Zomato – Your One-Stop Shop for Dining Out

Zomato App Icon

WARNING FOR MODS: I’m going to be making liberal use of the ‘F’ word in this post…

If you eat at restaurants then you should have Zomato on your phone. Even if you don’t consider yourself a (here it comes) foodie, have no interest in connecting with other foodies, and think that a “foodie journey” sounds like the stupidest thing ever, I can show you three practical ways in which this app will make choosing a restaurant—and eating there—an easier and more enjoyable experience.

Zomato - "Draw a Circle"

WARNING FOR MODS: About to drop the ‘N’ word over here…
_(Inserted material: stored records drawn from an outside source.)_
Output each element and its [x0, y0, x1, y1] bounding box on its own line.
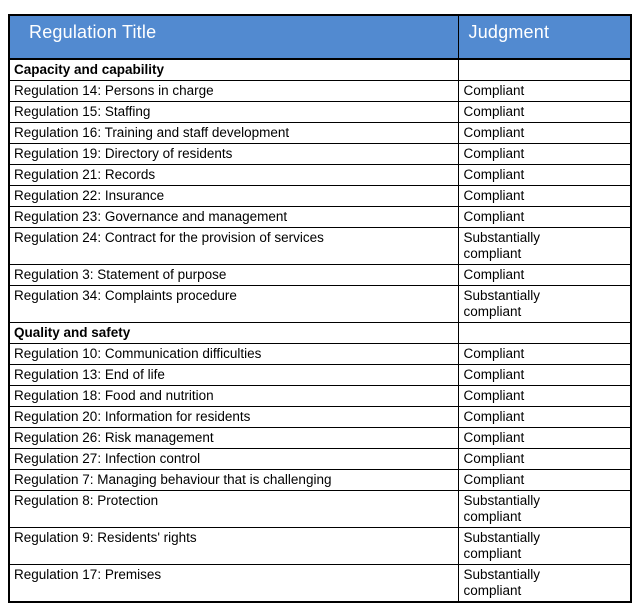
judgment-text: Compliant [463, 346, 525, 361]
table-row: Regulation 27: Infection control Complian… [8, 448, 632, 470]
judgment-text: Compliant [463, 430, 525, 445]
regulation-title-cell: Regulation 24: Contract for the provisio… [8, 227, 459, 265]
regulation-title-cell: Regulation 19: Directory of residents [8, 143, 459, 165]
judgment-text: Compliant [463, 451, 525, 466]
judgment-text: Compliant [463, 367, 525, 382]
table-row: Regulation 3: Statement of purpose Compli… [8, 264, 632, 286]
table-row: Regulation 22: Insurance Compliant [8, 185, 632, 207]
judgment-cell: Compliant [457, 185, 632, 207]
table-row: Regulation 15: Staffing Compliant [8, 101, 632, 123]
section-header-row: Capacity and capability [8, 58, 632, 81]
regulation-title-cell: Regulation 21: Records [8, 164, 459, 186]
header-row: Regulation Title Judgment [8, 14, 632, 60]
regulation-title-cell: Regulation 23: Governance and management [8, 206, 459, 228]
judgment-text: Compliant [463, 209, 525, 224]
judgment-cell: Compliant [457, 343, 632, 365]
section-header-row: Quality and safety [8, 322, 632, 344]
regulation-title-cell: Regulation 34: Complaints procedure [8, 285, 459, 323]
judgment-cell: Compliant [457, 122, 632, 144]
judgment-text: Compliant [463, 125, 525, 140]
judgment-cell: Substantially compliant [457, 227, 632, 265]
judgment-text: Compliant [463, 472, 525, 487]
table-row: Regulation 21: Records Compliant [8, 164, 632, 186]
judgment-text: Compliant [463, 104, 525, 119]
judgment-text: Compliant [463, 146, 525, 161]
table-row: Regulation 16: Training and staff develo… [8, 122, 632, 144]
table-header: Regulation Title Judgment [8, 14, 632, 60]
regulation-title-cell: Regulation 17: Premises [8, 564, 459, 603]
table-row: Regulation 8: Protection Substantially co… [8, 490, 632, 528]
table-row: Regulation 13: End of life Compliant [8, 364, 632, 386]
judgment-cell: Compliant [457, 448, 632, 470]
judgment-text: Substantially compliant [463, 493, 541, 524]
column-header-regulation-title: Regulation Title [8, 14, 459, 60]
judgment-cell: Compliant [457, 143, 632, 165]
judgment-cell: Substantially compliant [457, 285, 632, 323]
judgment-cell: Compliant [457, 80, 632, 102]
regulation-title-cell: Regulation 3: Statement of purpose [8, 264, 459, 286]
judgment-cell: Compliant [457, 469, 632, 491]
judgment-text: Compliant [463, 409, 525, 424]
judgment-cell-empty [457, 58, 632, 81]
table-row: Regulation 23: Governance and management… [8, 206, 632, 228]
judgment-cell: Substantially compliant [457, 564, 632, 603]
table-row: Regulation 26: Risk management Compliant [8, 427, 632, 449]
regulation-title-cell: Regulation 22: Insurance [8, 185, 459, 207]
judgment-cell: Compliant [457, 164, 632, 186]
regulation-title-cell: Regulation 27: Infection control [8, 448, 459, 470]
table-row: Regulation 24: Contract for the provisio… [8, 227, 632, 265]
judgment-cell: Compliant [457, 264, 632, 286]
table-row: Regulation 7: Managing behaviour that is… [8, 469, 632, 491]
column-header-judgment: Judgment [457, 14, 632, 60]
judgment-cell: Substantially compliant [457, 490, 632, 528]
table-row: Regulation 14: Persons in charge Complian… [8, 80, 632, 102]
judgment-text: Substantially compliant [463, 230, 541, 261]
table-row: Regulation 18: Food and nutrition Complia… [8, 385, 632, 407]
table-row: Regulation 17: Premises Substantially com… [8, 564, 632, 603]
judgment-cell: Compliant [457, 385, 632, 407]
judgment-cell: Substantially compliant [457, 527, 632, 565]
table-body: Capacity and capability Regulation 14: Pe… [8, 58, 632, 603]
judgment-cell: Compliant [457, 427, 632, 449]
judgment-cell-empty [457, 322, 632, 344]
table-row: Regulation 20: Information for residents… [8, 406, 632, 428]
judgment-text: Substantially compliant [463, 288, 541, 319]
regulation-title-cell: Regulation 20: Information for residents [8, 406, 459, 428]
section-title-cell: Quality and safety [8, 322, 459, 344]
judgment-cell: Compliant [457, 406, 632, 428]
section-title-cell: Capacity and capability [8, 58, 459, 81]
regulation-title-cell: Regulation 14: Persons in charge [8, 80, 459, 102]
regulation-title-cell: Regulation 7: Managing behaviour that is… [8, 469, 459, 491]
regulation-title-cell: Regulation 13: End of life [8, 364, 459, 386]
judgment-text: Substantially compliant [463, 567, 541, 598]
judgment-text: Compliant [463, 267, 525, 282]
regulation-title-cell: Regulation 9: Residents' rights [8, 527, 459, 565]
judgment-text: Compliant [463, 188, 525, 203]
regulation-title-cell: Regulation 16: Training and staff develo… [8, 122, 459, 144]
regulation-title-cell: Regulation 15: Staffing [8, 101, 459, 123]
judgment-cell: Compliant [457, 364, 632, 386]
judgment-text: Compliant [463, 167, 525, 182]
judgment-text: Substantially compliant [463, 530, 541, 561]
judgment-text: Compliant [463, 388, 525, 403]
table-row: Regulation 9: Residents' rights Substanti… [8, 527, 632, 565]
judgment-cell: Compliant [457, 101, 632, 123]
regulation-title-cell: Regulation 10: Communication difficultie… [8, 343, 459, 365]
regulation-judgment-table: Regulation Title Judgment Capacity and c… [8, 14, 632, 603]
judgment-cell: Compliant [457, 206, 632, 228]
regulation-title-cell: Regulation 26: Risk management [8, 427, 459, 449]
table-row: Regulation 34: Complaints procedure Subst… [8, 285, 632, 323]
judgment-text: Compliant [463, 83, 525, 98]
table-row: Regulation 19: Directory of residents Com… [8, 143, 632, 165]
table-row: Regulation 10: Communication difficultie… [8, 343, 632, 365]
regulation-title-cell: Regulation 18: Food and nutrition [8, 385, 459, 407]
regulation-title-cell: Regulation 8: Protection [8, 490, 459, 528]
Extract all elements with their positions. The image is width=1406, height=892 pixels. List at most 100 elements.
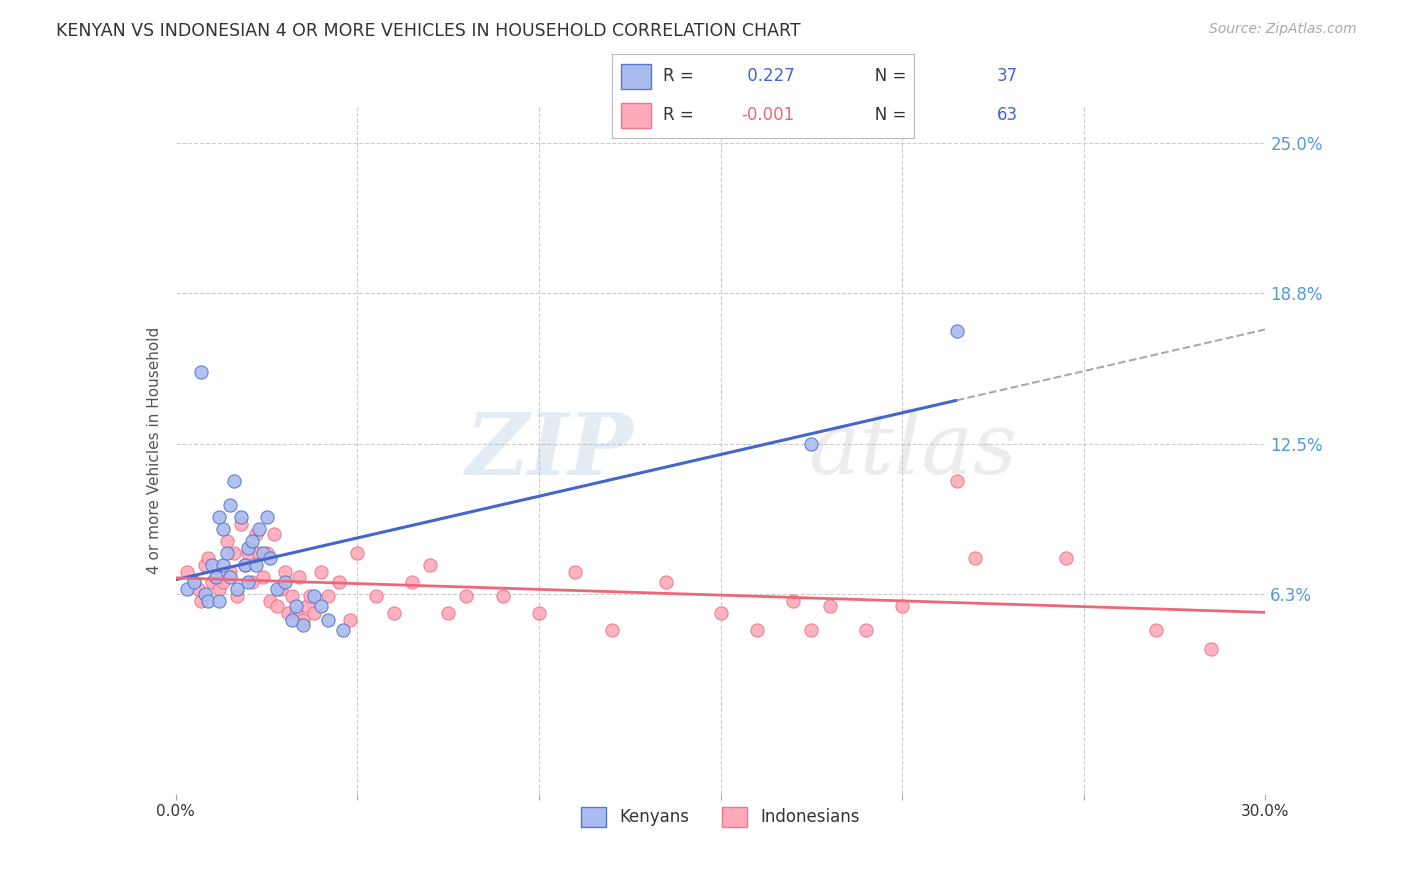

So if you’re looking for noms in a specific neighbourhood, finding something suitable is as easy as opening up the app, going to the map and drawing a circle around the general area where you want to eat. You can then filter your available results by rating, type of food and other variables.

A Menu on Zomato

The team behind Zomato have seemingly acommplished the impossible, to scan the menus of every single restaurant—here in Toronto, at least. Here’s a sample from my favourite midtown burger joint.

This, for me, is Zomato’s killer feature. I don’t know how they’ve managed to do this, nor how they plan to keep menus up to date.

Zomato Cashless Payments - Coming Soon?

But wait, there’s more! If this screen is to be believed then Zomato will soon feature cashless payments. MODS: ‘C’ word!

My hope is that its implementation will be more like OpenTable, with a running tally of items you’ve ordered—and less like PayPal or Tab Payments, where you’ve no idea how much you’ve been charged until after you’ve been charged.

Zomato is available for Android, iOS and Windows Phone; a much older version is listed on BlackBerry World. It’s an app very much worth having, even if the ‘F’ word is not in your personal vocabulary.

Disclosure #1: Zomato gave my girlfriend a $25 coupon for a local sushi shop.
Disclosure #2: Though the app is indeed great, the sushi was pretty bad.